Moving on from Slaapwel (and Miasmah), I remembered that I wanted to cover the upcoming release on Monique Recknagel’s Sonic Pieces imprint by Katrine Grarup Elbo. For her debut album, the violinist from the Danish We Like We collective provides a glimpse into her solo works, which, up until now, was only heard as a part on a few PATTERN series releases (see Next To The Entire All from 2017 and the group’s collaboration with Jacob Kirkegaard on Time Is Local from 2019), or as a contributing performer on bands such as Afenginn. As is the case with some of my favourite solo cellists (see Hildur GuðnadóttirJulia Kent, and Resina), Grarup Elbo offers an intimate conversation with her classical instrument. Albums like these are more like a diary, where a composer reveals tender moments with an extension of strings, wood and horsehair attached to their limbs, neck and shoulder, to sing, sigh, and weep. For Fold / Unfold, additional electronic post-processing is used to add texture, stereo movement, dynamics and space. The result is a “vulnerable portrait” of only half-hour, during which we experience Katrine’s passion, spirit, and mind. “Peaceful scenarios of natural beauty that hover like calm mist over cold streams are interrupted by spine chilling forces. Naked passages and electroacoustic electronics together create ripples in time as the pieces mould into flowers reaching for the outer edge. Clouds of uncertainty and reason echo infinitely into the ether as she moves in and out of acoustic and manipulated sonic landscapes.” Recorded at Nils Frahm‘s celebrated Saal 3 studio of the Funkhaus Berlin with Antonio Pulli (a sound engineer on many of Frahm’s records), Katrine Grarup Elbo promises to become a prominent voice on the modern classical scene, and I have little doubt that she’ll be approached by filmmaker soon, to compose something touching, kinetic, and genuinely kind.

Bára Gísladóttir & Skúli Sverrisson

Caeli

Now that I’ve touched upon some of my favourite cellists, covered a record featuring the violin (see the writeup on Katrine Grarup Elbo above), and have recently published a dedicated Cello Mix by Matt Emery, it’s only fitting that I turn my attention to the latest release on Sono Luminus by Bára Gísladóttir and Skúli Sverrisson.

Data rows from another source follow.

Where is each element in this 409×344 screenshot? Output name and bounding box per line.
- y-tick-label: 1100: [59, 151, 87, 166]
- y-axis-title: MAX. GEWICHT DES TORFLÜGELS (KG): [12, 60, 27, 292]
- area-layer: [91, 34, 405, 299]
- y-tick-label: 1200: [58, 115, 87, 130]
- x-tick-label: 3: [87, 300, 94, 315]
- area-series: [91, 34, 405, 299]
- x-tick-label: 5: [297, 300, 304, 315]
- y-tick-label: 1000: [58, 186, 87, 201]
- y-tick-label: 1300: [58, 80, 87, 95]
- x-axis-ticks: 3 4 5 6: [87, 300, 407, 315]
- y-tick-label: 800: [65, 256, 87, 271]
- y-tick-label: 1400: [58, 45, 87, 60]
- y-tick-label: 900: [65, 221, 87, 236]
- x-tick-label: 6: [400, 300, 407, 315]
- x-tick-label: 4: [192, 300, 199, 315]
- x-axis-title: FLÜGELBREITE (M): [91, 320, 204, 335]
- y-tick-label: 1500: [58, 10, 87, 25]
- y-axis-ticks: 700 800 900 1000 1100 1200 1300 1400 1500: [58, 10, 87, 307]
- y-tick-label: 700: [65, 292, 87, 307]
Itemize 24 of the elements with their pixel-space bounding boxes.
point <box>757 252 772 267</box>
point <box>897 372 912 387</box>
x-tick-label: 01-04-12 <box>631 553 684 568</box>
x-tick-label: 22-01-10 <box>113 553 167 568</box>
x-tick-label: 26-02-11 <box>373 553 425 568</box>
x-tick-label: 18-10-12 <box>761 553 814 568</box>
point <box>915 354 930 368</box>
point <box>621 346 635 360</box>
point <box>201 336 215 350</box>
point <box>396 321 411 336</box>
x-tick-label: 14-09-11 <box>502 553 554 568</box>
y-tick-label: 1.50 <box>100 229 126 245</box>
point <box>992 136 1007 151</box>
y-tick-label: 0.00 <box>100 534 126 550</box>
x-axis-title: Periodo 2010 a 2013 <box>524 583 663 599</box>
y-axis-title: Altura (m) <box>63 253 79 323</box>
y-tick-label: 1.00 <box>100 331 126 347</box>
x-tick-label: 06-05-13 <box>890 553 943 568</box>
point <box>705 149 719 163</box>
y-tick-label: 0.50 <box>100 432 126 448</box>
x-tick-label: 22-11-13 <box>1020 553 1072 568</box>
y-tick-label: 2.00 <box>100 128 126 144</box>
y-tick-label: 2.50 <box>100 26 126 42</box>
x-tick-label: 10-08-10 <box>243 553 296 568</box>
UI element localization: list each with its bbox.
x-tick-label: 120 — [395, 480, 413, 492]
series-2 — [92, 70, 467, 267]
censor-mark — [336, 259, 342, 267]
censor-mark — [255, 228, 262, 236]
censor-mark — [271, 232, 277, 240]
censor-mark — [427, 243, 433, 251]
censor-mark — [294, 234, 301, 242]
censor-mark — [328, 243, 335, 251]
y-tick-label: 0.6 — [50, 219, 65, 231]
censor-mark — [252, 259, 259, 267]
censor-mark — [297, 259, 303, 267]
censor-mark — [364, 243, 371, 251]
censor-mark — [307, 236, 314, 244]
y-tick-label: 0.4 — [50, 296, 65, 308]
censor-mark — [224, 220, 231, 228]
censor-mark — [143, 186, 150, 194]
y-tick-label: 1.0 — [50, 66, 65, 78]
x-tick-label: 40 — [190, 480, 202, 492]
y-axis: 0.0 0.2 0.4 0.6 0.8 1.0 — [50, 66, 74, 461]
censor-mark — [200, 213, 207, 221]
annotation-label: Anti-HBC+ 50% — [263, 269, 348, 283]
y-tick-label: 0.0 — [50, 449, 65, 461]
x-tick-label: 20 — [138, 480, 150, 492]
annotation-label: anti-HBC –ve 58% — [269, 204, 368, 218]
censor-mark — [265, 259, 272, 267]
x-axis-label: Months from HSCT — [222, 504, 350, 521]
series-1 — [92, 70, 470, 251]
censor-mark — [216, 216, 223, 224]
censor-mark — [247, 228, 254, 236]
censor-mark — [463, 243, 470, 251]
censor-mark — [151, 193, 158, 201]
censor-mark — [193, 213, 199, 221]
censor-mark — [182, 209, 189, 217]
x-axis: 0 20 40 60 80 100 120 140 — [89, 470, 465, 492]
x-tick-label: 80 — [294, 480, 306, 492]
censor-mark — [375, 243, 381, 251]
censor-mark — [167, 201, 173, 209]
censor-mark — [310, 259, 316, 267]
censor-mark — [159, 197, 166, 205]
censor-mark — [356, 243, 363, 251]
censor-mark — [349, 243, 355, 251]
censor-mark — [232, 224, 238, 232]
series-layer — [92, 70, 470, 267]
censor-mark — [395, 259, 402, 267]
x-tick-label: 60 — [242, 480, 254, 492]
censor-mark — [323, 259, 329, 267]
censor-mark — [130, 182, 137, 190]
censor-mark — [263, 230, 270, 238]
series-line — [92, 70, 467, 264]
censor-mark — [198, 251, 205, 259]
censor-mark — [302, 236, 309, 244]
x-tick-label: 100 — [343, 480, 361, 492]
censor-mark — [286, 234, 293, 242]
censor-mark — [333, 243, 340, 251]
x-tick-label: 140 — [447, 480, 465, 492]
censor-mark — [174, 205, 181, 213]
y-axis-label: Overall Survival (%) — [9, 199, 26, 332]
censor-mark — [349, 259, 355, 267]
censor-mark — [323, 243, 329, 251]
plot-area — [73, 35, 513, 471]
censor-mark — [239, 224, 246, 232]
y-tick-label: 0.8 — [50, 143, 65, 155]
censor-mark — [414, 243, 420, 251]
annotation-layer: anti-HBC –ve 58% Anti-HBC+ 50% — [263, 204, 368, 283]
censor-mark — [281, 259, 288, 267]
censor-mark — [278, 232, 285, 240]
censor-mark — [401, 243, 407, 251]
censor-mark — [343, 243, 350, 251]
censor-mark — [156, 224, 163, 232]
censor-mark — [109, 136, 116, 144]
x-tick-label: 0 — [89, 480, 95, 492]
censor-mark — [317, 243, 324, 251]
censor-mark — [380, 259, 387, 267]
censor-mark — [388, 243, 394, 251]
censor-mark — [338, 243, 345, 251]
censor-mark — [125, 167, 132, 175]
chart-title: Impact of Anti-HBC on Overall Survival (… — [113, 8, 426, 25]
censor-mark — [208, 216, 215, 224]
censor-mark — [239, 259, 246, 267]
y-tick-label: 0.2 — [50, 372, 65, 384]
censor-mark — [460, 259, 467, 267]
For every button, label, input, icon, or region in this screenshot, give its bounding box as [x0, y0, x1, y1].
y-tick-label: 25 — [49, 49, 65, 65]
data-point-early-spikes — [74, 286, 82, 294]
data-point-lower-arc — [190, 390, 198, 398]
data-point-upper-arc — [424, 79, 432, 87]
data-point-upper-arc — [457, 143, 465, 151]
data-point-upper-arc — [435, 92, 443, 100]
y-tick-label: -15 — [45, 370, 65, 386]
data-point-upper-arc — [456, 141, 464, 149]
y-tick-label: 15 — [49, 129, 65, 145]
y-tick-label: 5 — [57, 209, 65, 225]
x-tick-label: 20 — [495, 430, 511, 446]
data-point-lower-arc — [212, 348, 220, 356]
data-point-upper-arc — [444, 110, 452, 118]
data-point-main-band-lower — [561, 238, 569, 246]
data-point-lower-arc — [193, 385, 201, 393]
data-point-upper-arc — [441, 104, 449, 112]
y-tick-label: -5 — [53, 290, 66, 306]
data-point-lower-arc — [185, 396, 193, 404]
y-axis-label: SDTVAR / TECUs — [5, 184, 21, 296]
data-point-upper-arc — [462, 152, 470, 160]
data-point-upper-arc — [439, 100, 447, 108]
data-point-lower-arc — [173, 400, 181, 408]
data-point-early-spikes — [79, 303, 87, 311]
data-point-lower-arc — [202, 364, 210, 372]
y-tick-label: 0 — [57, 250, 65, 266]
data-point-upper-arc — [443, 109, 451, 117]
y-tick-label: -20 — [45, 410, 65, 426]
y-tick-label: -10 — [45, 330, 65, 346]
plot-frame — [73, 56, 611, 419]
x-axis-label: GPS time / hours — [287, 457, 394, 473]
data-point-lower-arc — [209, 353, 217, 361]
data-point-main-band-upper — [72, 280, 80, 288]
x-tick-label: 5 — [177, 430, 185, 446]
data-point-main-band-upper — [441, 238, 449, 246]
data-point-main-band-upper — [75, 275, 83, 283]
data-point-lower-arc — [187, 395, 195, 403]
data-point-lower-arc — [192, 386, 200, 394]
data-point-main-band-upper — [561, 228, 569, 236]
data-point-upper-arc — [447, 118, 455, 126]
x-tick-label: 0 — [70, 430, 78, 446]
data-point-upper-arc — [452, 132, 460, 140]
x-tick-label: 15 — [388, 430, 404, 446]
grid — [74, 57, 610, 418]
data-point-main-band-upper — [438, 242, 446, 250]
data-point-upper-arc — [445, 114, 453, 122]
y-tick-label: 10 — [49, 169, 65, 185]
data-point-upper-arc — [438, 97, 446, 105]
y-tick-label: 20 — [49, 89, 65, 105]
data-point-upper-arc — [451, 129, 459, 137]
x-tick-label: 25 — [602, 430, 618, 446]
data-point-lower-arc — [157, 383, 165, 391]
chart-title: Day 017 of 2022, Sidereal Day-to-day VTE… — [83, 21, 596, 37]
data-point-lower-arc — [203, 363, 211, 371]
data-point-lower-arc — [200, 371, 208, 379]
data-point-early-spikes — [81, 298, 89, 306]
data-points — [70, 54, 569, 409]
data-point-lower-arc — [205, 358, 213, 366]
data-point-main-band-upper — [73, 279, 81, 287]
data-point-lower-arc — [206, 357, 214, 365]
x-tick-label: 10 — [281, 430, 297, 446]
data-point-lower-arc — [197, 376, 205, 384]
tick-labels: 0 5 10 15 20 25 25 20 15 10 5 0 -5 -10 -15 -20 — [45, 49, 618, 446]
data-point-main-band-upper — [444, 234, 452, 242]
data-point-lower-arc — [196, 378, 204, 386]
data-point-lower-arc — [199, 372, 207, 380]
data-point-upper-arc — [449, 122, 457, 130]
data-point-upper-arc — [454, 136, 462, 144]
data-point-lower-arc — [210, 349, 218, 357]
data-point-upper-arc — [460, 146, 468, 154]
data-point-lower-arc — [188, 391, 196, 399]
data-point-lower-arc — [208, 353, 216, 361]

This is a two-hour double-disc composition of some of the darkest, brooding, border-line terrifying and absolutely gorgeous music that I’ve heard. To a non-Latin speaker, the album title may be a bit misleading (even I thought that it was a derivative of the word “cello”), alas it means “the heavens” and “the sky”, and also refers to a very small and faint constellation, which is depicted on the cover art. And although Caeli features plenty of string instruments, this time, the centre of attention is the bass. Both of the composers collaborating on this release are celebrated for their performances on the instrument of choice, but for the Gísladóttir, it is the double bass (aka the contrabass), whereas, for Sverrisson, it is the bass guitar. The curriculum vitae of the two separate artists spans numerous pages of performances and collaborations, most notable of which include connections to the Icelandic contemporary classical scene, where names like Jóhann Jóhannsson, Hildur Guðnadóttir, and the Iceland Symphony Orchestra played a central role. Caeli forms a culmination of the two musicians, with a focus on texture, dynamics, and elastic pace within each piece. This is an open and timeless interstellar flotation, moaning with heavy and soundless objects as they pass by, soaring through tunnels of the void within the cosmos, only to pass through dimensions of bleak, organic, and late gasps. “Caeli is spun out of the idea of skies and dimensions merging into a borderless being, boasting of a rich and vivid texture, at times carrying numerous worlds inside at once.” A highly recommended, detailed and rewarding listening experience, but not for the lighthearted looking for calm.